Yes, the Giants just added another footnote to Astros manager Brad Mills’ resume. That’s right, they scored only one run in six innings off Henry Sosa, the supposedly mediocre prospect they discarded in the Jeff Keppinger trade. Things look bad. The offense looks worse. The weather matches our feelings.
As a guy who writes a blog that, based on its name, should focus on all Bay Area teams, I supposedly have this responsibility to cover everything equally (and if you’re counting, that’s two “supposedly’s” in this post already … we’re off to a rocking start). But you guys know the deal. I’ve been rooting for the Giants for 25 years, and like thousands (millions?) I got caught up in the tsunami of energy that enveloped the Giants and their fans (better known as “us”) in 2010, because how couldn’t I? The Giants’ story was amazing, and their games were even better.
But we’re forgetting something: we were a part of what happened last year, just like the players were.
Remember when the Giants would voluntarily call out the fans for being incredible? I can easily recall Matt Cain, Tim Lincecum, Brian Wilson, Buster Posey, Aubrey Huff, Cody Ross and several others voluntarily mentioning how much the crowd helped. And you’d have to be pretty cynical to think that every single Giant in front of a microphone last October/November gave credit to the fans to curry favor. Their contracts are guaranteed. They get paid regardless. The cheering, the chants, the irrational belief in these so-called “misfits” — it all helped.
Remember when the Giants had two-run deficits and the crowd didn’t care? The cheering would start, it would subsequently build, and the team would actually follow?
Did I just imagine last season? Weren’t east coast fans in amazement at the environment at Mays Field? Didn’t guys like Peter Gammons and Jayson Stark marvel at what was going on here?
All of us — beat writers, bloggers (myself included) and fans have become addicted to snark. Yes, the Giants haven’t exactly given us a lot to cheer for offensively. Huff sucks this year, and a lot of the other veterans would love to have Huff’s production. But one of the things I thought we learned last season was that the key to making a difference as fans — and with all these sellouts, we might as well do something besides consume things — is to push the action with our voices and energy.
There’s nothing wrong with making jokes about the Giants’ futility, their veteran love and whatever else. But did the fans’ formerly aggressive nature get crushed at the same time as Buster Posey’s ankle? Maybe the beginning of this season, with all those fluky walkoff wins, made it seem like defending the World Series title — or at least the NL West — would be easy.
The Giants are claiming questionable sellouts these days, and tonight many of the people who actually showed up left early. Hey, if we want to be Atlanta, fine. But after last season, the parade, a love-filled offseason and the crazy crowds that started this year, I doubt that’s how any of us want this to go down.

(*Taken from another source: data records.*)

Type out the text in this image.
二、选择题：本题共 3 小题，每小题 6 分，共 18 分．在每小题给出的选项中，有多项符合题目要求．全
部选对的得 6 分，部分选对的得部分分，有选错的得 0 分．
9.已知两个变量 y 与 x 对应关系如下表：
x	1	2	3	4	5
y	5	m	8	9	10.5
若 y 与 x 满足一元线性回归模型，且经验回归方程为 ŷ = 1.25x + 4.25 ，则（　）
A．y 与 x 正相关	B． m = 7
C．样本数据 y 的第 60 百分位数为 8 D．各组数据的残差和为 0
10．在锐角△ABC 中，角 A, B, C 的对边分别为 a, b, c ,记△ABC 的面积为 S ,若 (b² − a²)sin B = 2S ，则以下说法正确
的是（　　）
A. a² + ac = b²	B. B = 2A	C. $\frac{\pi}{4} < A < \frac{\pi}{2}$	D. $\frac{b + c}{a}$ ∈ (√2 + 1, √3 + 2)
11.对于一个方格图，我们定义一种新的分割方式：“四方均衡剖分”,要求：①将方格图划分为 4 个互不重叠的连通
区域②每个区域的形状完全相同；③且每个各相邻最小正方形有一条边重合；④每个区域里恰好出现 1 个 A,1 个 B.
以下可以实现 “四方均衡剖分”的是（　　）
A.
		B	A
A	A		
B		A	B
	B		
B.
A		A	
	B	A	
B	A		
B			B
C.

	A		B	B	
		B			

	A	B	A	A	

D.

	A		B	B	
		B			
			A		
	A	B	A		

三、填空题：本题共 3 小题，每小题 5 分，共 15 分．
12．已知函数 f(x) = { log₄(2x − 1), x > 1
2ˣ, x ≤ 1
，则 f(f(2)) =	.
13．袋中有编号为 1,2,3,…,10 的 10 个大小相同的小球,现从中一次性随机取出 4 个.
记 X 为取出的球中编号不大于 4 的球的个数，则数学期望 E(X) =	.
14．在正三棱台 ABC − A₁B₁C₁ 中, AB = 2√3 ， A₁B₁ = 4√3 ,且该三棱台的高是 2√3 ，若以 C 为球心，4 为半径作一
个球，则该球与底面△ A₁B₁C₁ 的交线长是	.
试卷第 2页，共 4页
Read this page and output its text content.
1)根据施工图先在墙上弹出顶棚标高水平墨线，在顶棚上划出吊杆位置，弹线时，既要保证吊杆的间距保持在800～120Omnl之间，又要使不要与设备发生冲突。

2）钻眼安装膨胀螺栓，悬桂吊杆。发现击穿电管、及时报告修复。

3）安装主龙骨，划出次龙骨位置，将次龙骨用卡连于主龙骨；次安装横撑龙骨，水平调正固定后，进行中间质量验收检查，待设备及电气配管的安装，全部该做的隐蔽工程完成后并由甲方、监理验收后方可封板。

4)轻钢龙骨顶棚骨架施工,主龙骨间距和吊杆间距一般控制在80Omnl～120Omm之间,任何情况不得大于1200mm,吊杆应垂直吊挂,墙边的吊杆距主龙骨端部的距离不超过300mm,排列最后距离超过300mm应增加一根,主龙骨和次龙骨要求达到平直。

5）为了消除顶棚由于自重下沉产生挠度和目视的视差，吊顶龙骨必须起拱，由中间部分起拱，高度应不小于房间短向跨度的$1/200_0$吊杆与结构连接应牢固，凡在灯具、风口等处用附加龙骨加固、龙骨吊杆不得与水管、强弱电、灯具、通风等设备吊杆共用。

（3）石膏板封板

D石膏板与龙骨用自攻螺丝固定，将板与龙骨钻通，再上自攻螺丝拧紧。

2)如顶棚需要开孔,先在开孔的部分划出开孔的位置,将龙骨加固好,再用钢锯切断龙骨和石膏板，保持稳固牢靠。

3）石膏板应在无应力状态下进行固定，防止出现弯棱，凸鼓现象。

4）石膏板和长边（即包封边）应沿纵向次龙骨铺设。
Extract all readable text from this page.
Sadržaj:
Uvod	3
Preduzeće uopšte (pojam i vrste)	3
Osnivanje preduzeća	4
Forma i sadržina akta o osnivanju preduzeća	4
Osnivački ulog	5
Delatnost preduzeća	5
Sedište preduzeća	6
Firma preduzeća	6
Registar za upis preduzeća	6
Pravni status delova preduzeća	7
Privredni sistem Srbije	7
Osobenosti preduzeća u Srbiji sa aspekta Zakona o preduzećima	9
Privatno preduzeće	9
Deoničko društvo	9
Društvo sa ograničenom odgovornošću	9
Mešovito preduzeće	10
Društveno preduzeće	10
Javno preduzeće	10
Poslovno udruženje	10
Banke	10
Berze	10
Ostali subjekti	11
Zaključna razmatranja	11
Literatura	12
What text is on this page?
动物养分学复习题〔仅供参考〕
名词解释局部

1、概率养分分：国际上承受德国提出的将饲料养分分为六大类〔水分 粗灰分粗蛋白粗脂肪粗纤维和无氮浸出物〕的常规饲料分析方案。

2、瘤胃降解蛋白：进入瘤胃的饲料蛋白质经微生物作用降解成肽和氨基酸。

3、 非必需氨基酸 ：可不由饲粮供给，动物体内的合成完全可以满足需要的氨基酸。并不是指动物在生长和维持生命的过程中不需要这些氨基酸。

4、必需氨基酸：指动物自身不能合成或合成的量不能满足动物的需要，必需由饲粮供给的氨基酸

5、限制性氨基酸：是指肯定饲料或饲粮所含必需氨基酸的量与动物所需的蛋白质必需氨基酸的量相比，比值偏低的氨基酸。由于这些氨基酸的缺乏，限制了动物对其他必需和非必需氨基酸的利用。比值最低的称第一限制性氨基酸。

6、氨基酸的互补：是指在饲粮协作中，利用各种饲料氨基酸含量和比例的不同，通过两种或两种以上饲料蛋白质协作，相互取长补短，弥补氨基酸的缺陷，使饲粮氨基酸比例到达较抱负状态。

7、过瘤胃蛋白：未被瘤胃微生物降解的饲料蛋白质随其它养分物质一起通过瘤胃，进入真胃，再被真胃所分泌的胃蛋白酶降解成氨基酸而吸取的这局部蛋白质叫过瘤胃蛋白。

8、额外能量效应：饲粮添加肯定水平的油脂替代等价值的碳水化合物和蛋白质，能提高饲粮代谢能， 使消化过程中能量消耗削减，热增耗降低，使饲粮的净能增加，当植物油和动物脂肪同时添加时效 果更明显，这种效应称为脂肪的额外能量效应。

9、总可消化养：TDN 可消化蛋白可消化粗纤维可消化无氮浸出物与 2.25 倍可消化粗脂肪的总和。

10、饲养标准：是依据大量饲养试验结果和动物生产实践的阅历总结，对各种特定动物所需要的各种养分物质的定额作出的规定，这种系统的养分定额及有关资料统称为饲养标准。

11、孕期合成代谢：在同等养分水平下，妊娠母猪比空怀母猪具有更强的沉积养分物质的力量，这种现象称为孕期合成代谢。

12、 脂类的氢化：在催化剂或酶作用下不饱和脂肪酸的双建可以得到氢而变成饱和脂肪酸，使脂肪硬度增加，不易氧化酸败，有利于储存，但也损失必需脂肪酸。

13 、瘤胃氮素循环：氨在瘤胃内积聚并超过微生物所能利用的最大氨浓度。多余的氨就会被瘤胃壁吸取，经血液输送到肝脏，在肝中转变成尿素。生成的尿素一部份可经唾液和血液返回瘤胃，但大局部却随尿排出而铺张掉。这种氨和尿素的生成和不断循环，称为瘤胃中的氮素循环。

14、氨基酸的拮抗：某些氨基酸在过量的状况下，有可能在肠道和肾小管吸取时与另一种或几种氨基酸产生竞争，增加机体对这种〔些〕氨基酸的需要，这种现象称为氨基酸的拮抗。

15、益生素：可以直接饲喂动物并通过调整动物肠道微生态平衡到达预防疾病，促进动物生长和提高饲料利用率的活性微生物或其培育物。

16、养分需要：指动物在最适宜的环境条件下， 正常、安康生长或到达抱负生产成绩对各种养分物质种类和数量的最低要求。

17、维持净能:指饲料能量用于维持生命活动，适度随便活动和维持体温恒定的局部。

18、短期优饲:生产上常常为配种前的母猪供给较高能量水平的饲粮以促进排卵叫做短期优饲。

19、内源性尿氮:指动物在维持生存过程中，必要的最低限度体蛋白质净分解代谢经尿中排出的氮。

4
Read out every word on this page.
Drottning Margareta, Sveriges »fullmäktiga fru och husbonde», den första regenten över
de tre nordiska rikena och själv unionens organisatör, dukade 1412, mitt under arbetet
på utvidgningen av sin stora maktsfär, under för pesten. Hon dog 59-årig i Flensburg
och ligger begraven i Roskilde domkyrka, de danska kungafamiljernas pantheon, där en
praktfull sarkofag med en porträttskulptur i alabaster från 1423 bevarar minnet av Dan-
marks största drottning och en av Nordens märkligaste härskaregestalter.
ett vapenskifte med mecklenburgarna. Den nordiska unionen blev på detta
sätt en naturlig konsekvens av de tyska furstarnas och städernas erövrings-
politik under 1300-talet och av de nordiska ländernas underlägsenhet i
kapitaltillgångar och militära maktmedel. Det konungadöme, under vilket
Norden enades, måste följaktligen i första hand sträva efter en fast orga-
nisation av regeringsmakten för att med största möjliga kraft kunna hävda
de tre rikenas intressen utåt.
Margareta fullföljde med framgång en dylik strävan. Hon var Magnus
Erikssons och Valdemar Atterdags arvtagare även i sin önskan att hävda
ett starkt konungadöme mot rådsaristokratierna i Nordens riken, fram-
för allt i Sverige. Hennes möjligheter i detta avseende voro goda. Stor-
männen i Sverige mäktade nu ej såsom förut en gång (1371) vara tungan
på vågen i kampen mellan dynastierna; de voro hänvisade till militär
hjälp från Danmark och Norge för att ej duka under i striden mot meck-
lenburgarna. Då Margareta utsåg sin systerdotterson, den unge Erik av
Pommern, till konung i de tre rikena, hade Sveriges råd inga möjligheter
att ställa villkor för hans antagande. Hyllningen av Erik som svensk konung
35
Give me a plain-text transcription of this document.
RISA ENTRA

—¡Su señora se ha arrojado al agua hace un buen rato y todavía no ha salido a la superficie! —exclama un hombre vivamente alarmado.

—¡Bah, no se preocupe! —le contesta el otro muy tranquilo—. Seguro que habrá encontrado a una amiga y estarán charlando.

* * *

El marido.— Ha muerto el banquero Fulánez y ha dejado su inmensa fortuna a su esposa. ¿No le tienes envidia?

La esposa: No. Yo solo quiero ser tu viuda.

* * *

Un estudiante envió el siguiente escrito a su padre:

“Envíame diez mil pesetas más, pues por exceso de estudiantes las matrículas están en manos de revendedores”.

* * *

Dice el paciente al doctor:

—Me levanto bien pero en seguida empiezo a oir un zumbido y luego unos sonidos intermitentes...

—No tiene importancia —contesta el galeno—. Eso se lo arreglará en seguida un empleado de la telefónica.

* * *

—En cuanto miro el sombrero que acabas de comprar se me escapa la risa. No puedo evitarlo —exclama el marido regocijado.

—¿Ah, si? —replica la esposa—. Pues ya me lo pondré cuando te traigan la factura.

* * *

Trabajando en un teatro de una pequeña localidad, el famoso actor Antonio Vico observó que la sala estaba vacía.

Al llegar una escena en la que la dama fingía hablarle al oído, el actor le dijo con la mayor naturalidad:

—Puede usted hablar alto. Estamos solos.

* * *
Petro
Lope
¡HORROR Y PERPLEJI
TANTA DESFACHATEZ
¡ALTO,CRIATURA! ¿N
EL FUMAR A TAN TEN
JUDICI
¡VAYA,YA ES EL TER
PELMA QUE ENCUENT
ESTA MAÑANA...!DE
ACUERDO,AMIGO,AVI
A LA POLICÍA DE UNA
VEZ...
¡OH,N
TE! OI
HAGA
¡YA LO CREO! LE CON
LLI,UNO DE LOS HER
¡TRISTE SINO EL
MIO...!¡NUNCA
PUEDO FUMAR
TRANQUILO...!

The intellectual side of all of us wants to rip what’s going on, because with a pitching staff like this it seems like there should be easy answers. But with the injuries that have hit this team, the Giants need help. It isn’t coming from the waiver wire, or the farm system. These guys won last year, and they didn’t win because they’re so much better at baseball than everyone else. They won because they had great pitching and got hot, but that hot streak was caused in part by a marriage of lovable players and the fans who loved them crushing teams with energy that doesn’t show up on Fangraphs.
Now, the fans both at the park and online are sitting back and waiting to be entertained. Remember, it’s a lot more entertaining when we’re a part of it.
Okay, rant over. Don’t leave early tomorrow, no matter what.